Validators Shift from Native ETH Staking to Restaking
Ethereum liquid restaking protocols reach $30 billion as validators seek higher yields.
The total value locked in Ethereum liquid restaking protocols has reached $30 billion. This growth is attributed to validators moving from native staking to more profitable instruments, reports The Block.
Strategy Shift
During times of market instability, native ETH staking was considered the safest option for earning income, experts noted. However, as the market has stabilized and DeFi protocols have shown resilience, participants have increasingly sought higher yields.
Liquid restaking allows users to earn staking rewards on ETH while also generating additional income. Users maintain liquidity through derivative tokens, which can be used in other DeFi applications.
Redistribution, Not Exit
Some observers viewed the withdrawal of funds from staking as a negative signal. However, data indicates that users are not leaving the Ethereum ecosystem; they are merely reallocating assets to more profitable instruments.
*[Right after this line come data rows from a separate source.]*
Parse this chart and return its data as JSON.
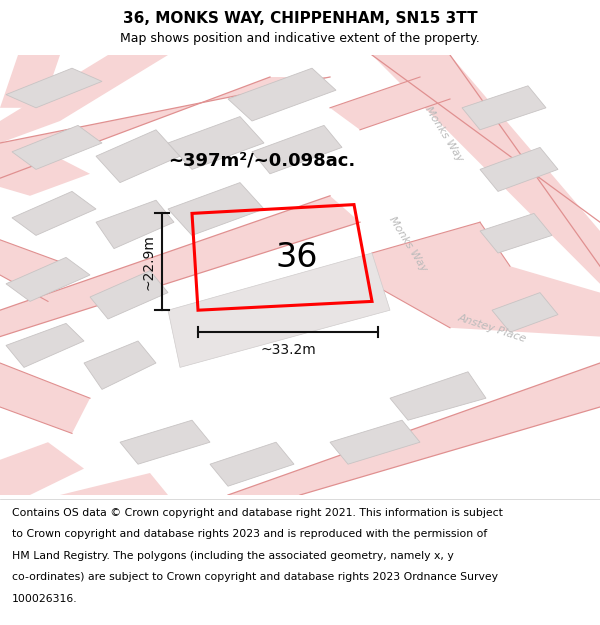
{
  "title": "36, MONKS WAY, CHIPPENHAM, SN15 3TT",
  "subtitle": "Map shows position and indicative extent of the property.",
  "footer_lines": [
    "Contains OS data © Crown copyright and database right 2021. This information is subject",
    "to Crown copyright and database rights 2023 and is reproduced with the permission of",
    "HM Land Registry. The polygons (including the associated geometry, namely x, y",
    "co-ordinates) are subject to Crown copyright and database rights 2023 Ordnance Survey",
    "100026316."
  ],
  "area_label": "~397m²/~0.098ac.",
  "property_number": "36",
  "width_label": "~33.2m",
  "height_label": "~22.9m",
  "map_bg": "#eeecec",
  "road_fill": "#f7d5d5",
  "road_line": "#e09090",
  "building_fill": "#dedada",
  "building_edge": "#c8c4c4",
  "plot_color": "#ff0000",
  "dim_color": "#111111",
  "label_color": "#bbbbbb",
  "title_fontsize": 11,
  "subtitle_fontsize": 9,
  "footer_fontsize": 7.8,
  "area_fontsize": 13,
  "number_fontsize": 24,
  "dim_fontsize": 10,
  "road_label_fontsize": 8
}
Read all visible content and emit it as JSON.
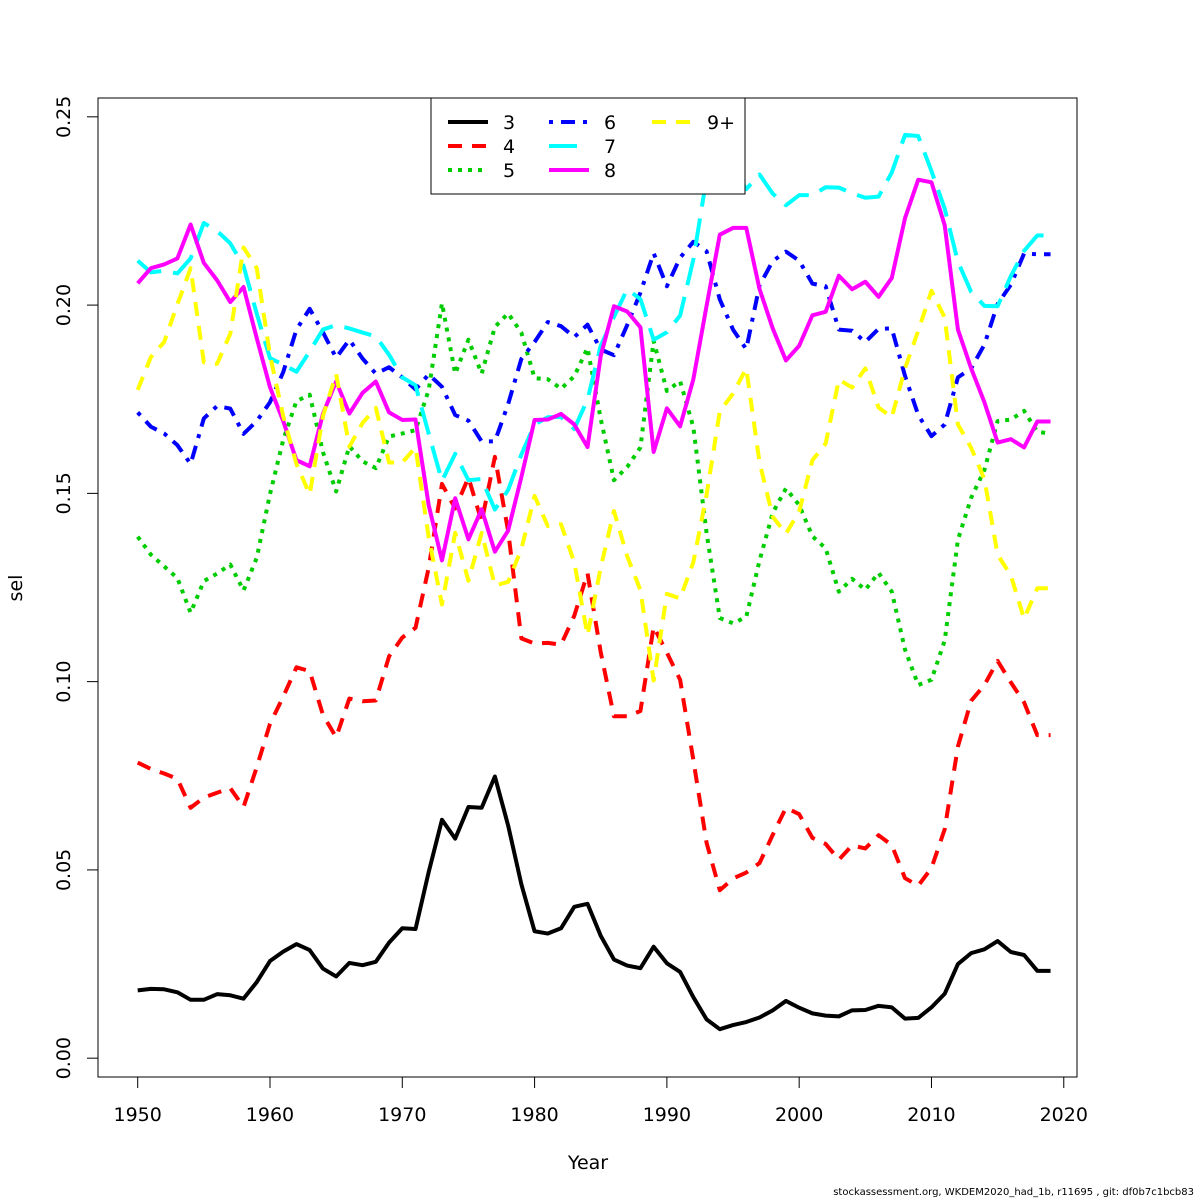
{
  "chart_data": {
    "type": "line",
    "title": "",
    "xlabel": "Year",
    "ylabel": "sel",
    "xlim": [
      1947,
      2021
    ],
    "ylim": [
      -0.005,
      0.255
    ],
    "xticks": [
      1950,
      1960,
      1970,
      1980,
      1990,
      2000,
      2010,
      2020
    ],
    "yticks": [
      0.0,
      0.05,
      0.1,
      0.15,
      0.2,
      0.25
    ],
    "ytick_labels": [
      "0.00",
      "0.05",
      "0.10",
      "0.15",
      "0.20",
      "0.25"
    ],
    "grid": false,
    "legend_position": "top-center",
    "x": [
      1950,
      1951,
      1952,
      1953,
      1954,
      1955,
      1956,
      1957,
      1958,
      1959,
      1960,
      1961,
      1962,
      1963,
      1964,
      1965,
      1966,
      1967,
      1968,
      1969,
      1970,
      1971,
      1972,
      1973,
      1974,
      1975,
      1976,
      1977,
      1978,
      1979,
      1980,
      1981,
      1982,
      1983,
      1984,
      1985,
      1986,
      1987,
      1988,
      1989,
      1990,
      1991,
      1992,
      1993,
      1994,
      1995,
      1996,
      1997,
      1998,
      1999,
      2000,
      2001,
      2002,
      2003,
      2004,
      2005,
      2006,
      2007,
      2008,
      2009,
      2010,
      2011,
      2012,
      2013,
      2014,
      2015,
      2016,
      2017,
      2018,
      2019
    ],
    "series": [
      {
        "name": "3",
        "color": "#000000",
        "dash": "solid",
        "values": [
          0.018,
          0.0184,
          0.0183,
          0.0175,
          0.0155,
          0.0155,
          0.017,
          0.0167,
          0.0158,
          0.0202,
          0.0258,
          0.0283,
          0.0303,
          0.0287,
          0.0238,
          0.0217,
          0.0253,
          0.0247,
          0.0256,
          0.0307,
          0.0345,
          0.0343,
          0.0495,
          0.0633,
          0.0583,
          0.0667,
          0.0665,
          0.0748,
          0.0618,
          0.0462,
          0.0337,
          0.0331,
          0.0345,
          0.0402,
          0.041,
          0.0325,
          0.0262,
          0.0246,
          0.0239,
          0.0296,
          0.0252,
          0.0229,
          0.0162,
          0.0103,
          0.0077,
          0.0088,
          0.0096,
          0.0108,
          0.0127,
          0.0152,
          0.0134,
          0.0119,
          0.0113,
          0.0111,
          0.0127,
          0.0128,
          0.0139,
          0.0135,
          0.0105,
          0.0107,
          0.0135,
          0.0171,
          0.025,
          0.0279,
          0.0289,
          0.0311,
          0.0282,
          0.0274,
          0.0232,
          0.0232
        ]
      },
      {
        "name": "4",
        "color": "#ff0000",
        "dash": "dashed",
        "values": [
          0.0785,
          0.0768,
          0.0756,
          0.0742,
          0.0665,
          0.0692,
          0.0705,
          0.0717,
          0.0667,
          0.0773,
          0.0888,
          0.096,
          0.1038,
          0.1028,
          0.0912,
          0.0852,
          0.0955,
          0.0948,
          0.095,
          0.1067,
          0.1117,
          0.1143,
          0.1303,
          0.1525,
          0.146,
          0.1542,
          0.1425,
          0.1597,
          0.14,
          0.1115,
          0.1101,
          0.1103,
          0.1098,
          0.1175,
          0.1288,
          0.1078,
          0.0908,
          0.0908,
          0.0922,
          0.1146,
          0.1077,
          0.1005,
          0.0792,
          0.0572,
          0.0446,
          0.0477,
          0.0493,
          0.0518,
          0.0593,
          0.0665,
          0.0648,
          0.0585,
          0.0569,
          0.0527,
          0.0565,
          0.0557,
          0.0592,
          0.0566,
          0.0478,
          0.0458,
          0.0505,
          0.0608,
          0.0828,
          0.0949,
          0.0991,
          0.1055,
          0.0998,
          0.0945,
          0.0858,
          0.0858
        ]
      },
      {
        "name": "5",
        "color": "#00cd00",
        "dash": "dotted",
        "values": [
          0.1385,
          0.1337,
          0.1306,
          0.1275,
          0.1183,
          0.1267,
          0.1287,
          0.1311,
          0.1242,
          0.1329,
          0.1498,
          0.1642,
          0.1745,
          0.1762,
          0.161,
          0.1505,
          0.1625,
          0.1585,
          0.1567,
          0.1651,
          0.1659,
          0.1668,
          0.1775,
          0.2005,
          0.1818,
          0.1908,
          0.1818,
          0.1942,
          0.1978,
          0.1927,
          0.1806,
          0.1803,
          0.1778,
          0.1811,
          0.1886,
          0.1698,
          0.1535,
          0.157,
          0.1622,
          0.1905,
          0.1772,
          0.1798,
          0.1676,
          0.1395,
          0.1169,
          0.1155,
          0.1172,
          0.1321,
          0.1448,
          0.1513,
          0.1469,
          0.1386,
          0.1354,
          0.1239,
          0.1273,
          0.1244,
          0.1289,
          0.1239,
          0.1085,
          0.0991,
          0.1005,
          0.1109,
          0.1377,
          0.1488,
          0.1562,
          0.1692,
          0.1696,
          0.1719,
          0.1664,
          0.1658
        ]
      },
      {
        "name": "6",
        "color": "#0000ff",
        "dash": "dotdash",
        "values": [
          0.1715,
          0.1677,
          0.1659,
          0.1628,
          0.1578,
          0.1699,
          0.1732,
          0.1725,
          0.1658,
          0.1692,
          0.1742,
          0.1822,
          0.1935,
          0.199,
          0.1928,
          0.186,
          0.1908,
          0.1858,
          0.1818,
          0.1835,
          0.1808,
          0.1776,
          0.1816,
          0.1783,
          0.1708,
          0.1693,
          0.1638,
          0.1638,
          0.1737,
          0.1857,
          0.1902,
          0.1955,
          0.1944,
          0.1915,
          0.1948,
          0.1882,
          0.1867,
          0.1947,
          0.2033,
          0.2138,
          0.205,
          0.2126,
          0.2168,
          0.2143,
          0.2015,
          0.1935,
          0.1883,
          0.2052,
          0.2117,
          0.2142,
          0.2118,
          0.2057,
          0.205,
          0.1935,
          0.1932,
          0.1902,
          0.1937,
          0.1938,
          0.1812,
          0.1708,
          0.1652,
          0.1683,
          0.1808,
          0.1832,
          0.1895,
          0.2003,
          0.2054,
          0.2137,
          0.2135,
          0.2135
        ]
      },
      {
        "name": "7",
        "color": "#00ffff",
        "dash": "longdash",
        "values": [
          0.2118,
          0.2087,
          0.2091,
          0.2084,
          0.2124,
          0.2218,
          0.2197,
          0.2164,
          0.2104,
          0.1977,
          0.1859,
          0.1842,
          0.1823,
          0.1877,
          0.1935,
          0.1947,
          0.1938,
          0.1927,
          0.1917,
          0.1868,
          0.1808,
          0.1787,
          0.1658,
          0.1533,
          0.1605,
          0.1535,
          0.1538,
          0.1457,
          0.1509,
          0.1603,
          0.1683,
          0.1702,
          0.1703,
          0.1671,
          0.1749,
          0.1892,
          0.1969,
          0.2042,
          0.2016,
          0.1908,
          0.1928,
          0.1972,
          0.2121,
          0.2338,
          0.2402,
          0.2365,
          0.2308,
          0.2347,
          0.2296,
          0.2265,
          0.2292,
          0.2292,
          0.2313,
          0.2312,
          0.2297,
          0.2285,
          0.2288,
          0.2352,
          0.2452,
          0.2449,
          0.2356,
          0.2256,
          0.2115,
          0.2035,
          0.1998,
          0.1997,
          0.2077,
          0.2144,
          0.2185,
          0.2185
        ]
      },
      {
        "name": "8",
        "color": "#ff00ff",
        "dash": "solid",
        "values": [
          0.2058,
          0.2098,
          0.2108,
          0.2124,
          0.2214,
          0.2112,
          0.2066,
          0.2008,
          0.2048,
          0.1912,
          0.1782,
          0.1692,
          0.1588,
          0.1572,
          0.1711,
          0.1797,
          0.1712,
          0.1767,
          0.1797,
          0.1715,
          0.1695,
          0.1696,
          0.1468,
          0.1322,
          0.1487,
          0.1378,
          0.1458,
          0.1345,
          0.1401,
          0.1543,
          0.1695,
          0.1696,
          0.1711,
          0.1683,
          0.1623,
          0.1865,
          0.1997,
          0.1983,
          0.1941,
          0.161,
          0.1726,
          0.1678,
          0.1803,
          0.1998,
          0.2187,
          0.2205,
          0.2205,
          0.2043,
          0.1938,
          0.1853,
          0.1892,
          0.1973,
          0.1982,
          0.2078,
          0.2042,
          0.2062,
          0.2022,
          0.2072,
          0.2231,
          0.2333,
          0.2326,
          0.2212,
          0.1935,
          0.1832,
          0.1742,
          0.1635,
          0.1644,
          0.1622,
          0.1691,
          0.1691
        ]
      },
      {
        "name": "9+",
        "color": "#ffff00",
        "dash": "dashed",
        "values": [
          0.1775,
          0.1862,
          0.1902,
          0.2002,
          0.2098,
          0.1848,
          0.1844,
          0.1924,
          0.2153,
          0.2098,
          0.1867,
          0.1705,
          0.1578,
          0.1497,
          0.1705,
          0.1817,
          0.1624,
          0.1687,
          0.1727,
          0.1582,
          0.1582,
          0.1622,
          0.1382,
          0.1205,
          0.1395,
          0.1268,
          0.1395,
          0.1255,
          0.1265,
          0.1352,
          0.1493,
          0.1413,
          0.1418,
          0.1317,
          0.1123,
          0.1303,
          0.1453,
          0.1333,
          0.1243,
          0.1003,
          0.1233,
          0.1221,
          0.1317,
          0.1496,
          0.1718,
          0.1765,
          0.1832,
          0.1583,
          0.1438,
          0.1393,
          0.1452,
          0.1588,
          0.1632,
          0.1802,
          0.1781,
          0.1832,
          0.1728,
          0.1702,
          0.1832,
          0.1932,
          0.2038,
          0.1967,
          0.1683,
          0.1621,
          0.1538,
          0.1337,
          0.1282,
          0.1167,
          0.1248,
          0.1248
        ]
      }
    ]
  },
  "footnote": "stockassessment.org, WKDEM2020_had_1b, r11695 , git: df0b7c1bcb83"
}
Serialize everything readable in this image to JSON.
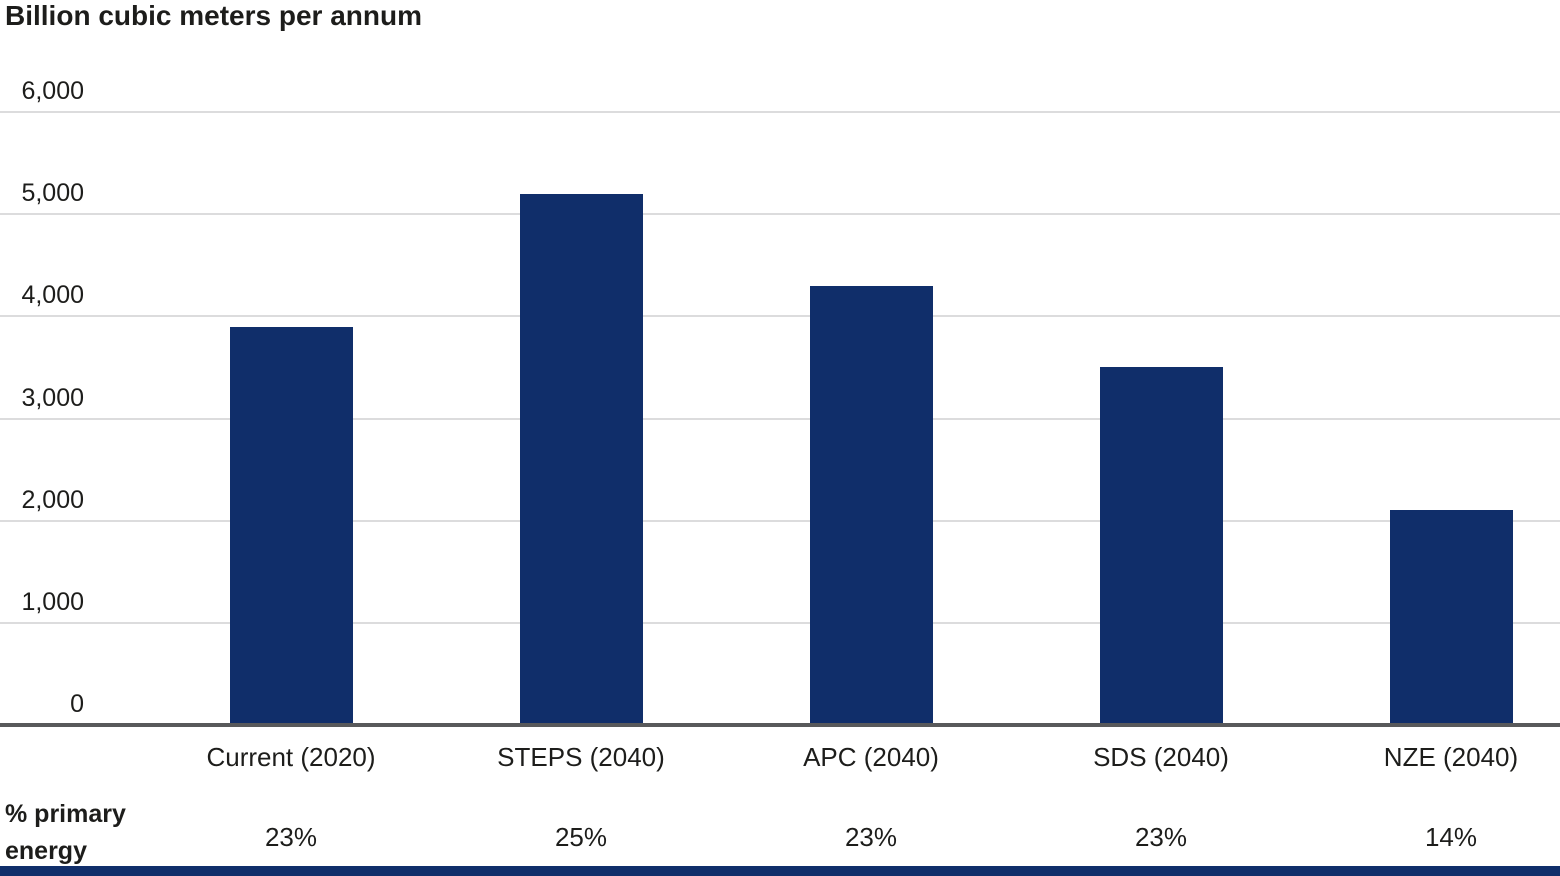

This is evidenced by the growth of leading protocols in the sector. Platforms like EtherFi and Eigenpie have significantly increased their market share since the beginning of the year.
Analysts at The Block noted that the sector is showing steady growth through to mid-2025. The trend indicates that Ethereum users are becoming more adept at income-generating strategies.
Back in August, Ethereum recorded the largest queue for staking withdrawals—over 910,000 ETH valued at $3.7 billion. A crypto analyst known as Bull Theory explained that the increase in requests was due to profit-taking.